The Transparent Speaker is built from a single aluminium frame holding tempered glass panels. Inside: speaker cones, a digital amplifier, air in the cabinet. Nothing more. Because nothing is hidden, every component has to justify its presence visually as well as acoustically. The wiring is routed clean. The drivers and structural joints are isolated with rubber and silicone to prevent the glass from resonating. Tempered glass is acoustically inert, which means the material that makes the object visible is also what keeps it honest-sounding.

Designed for disassembly
The most considered decision Transparent Sound made isn't visible in the object. It's in how the object is meant to exist over time. The construction is fully modular, designed to be taken apart, not because it will break, but because technology will change. A compartment in the base holds and powers wireless upgrade modules, allowing the speaker to stay current without being replaced entirely.

"Why wouldn't we be able to appreciate a tech object in the same way we appreciate a designer chair or a craft object?" — Per Brickstad
The name carries the same logic in three directions.
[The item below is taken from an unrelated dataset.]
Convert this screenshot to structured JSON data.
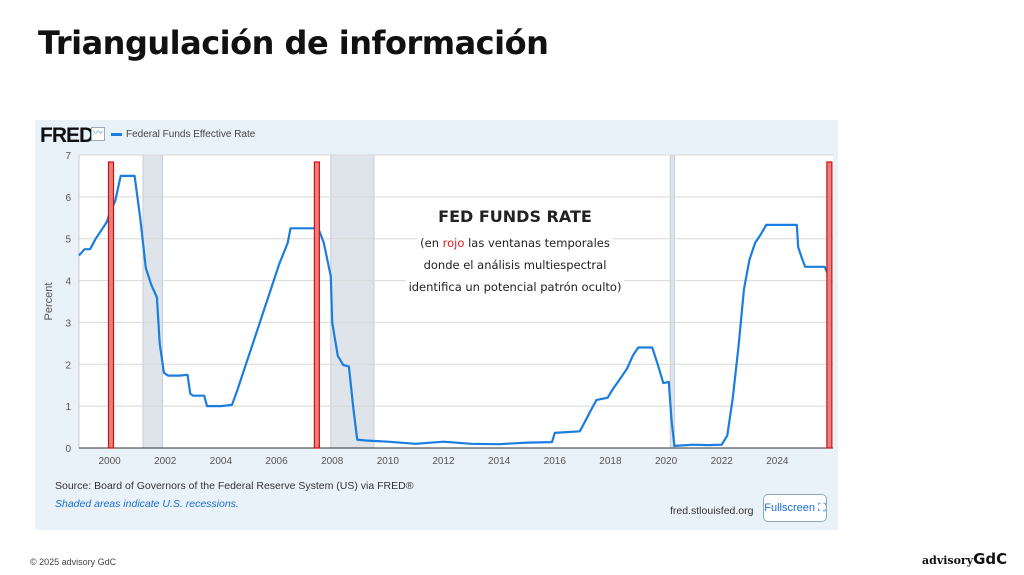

In acoustics, a transparent system stays true to the recording: accurate reproduction, nothing added. As a design principle, it means showing the construction rather than dressing it up. As a business position, it's a commitment to making products that are good all the way through.

Consumer electronics tend to age badly. Transparent Sound's bet is that an object honest enough about what it is, and modular enough to be updated rather than discarded, can escape that cycle.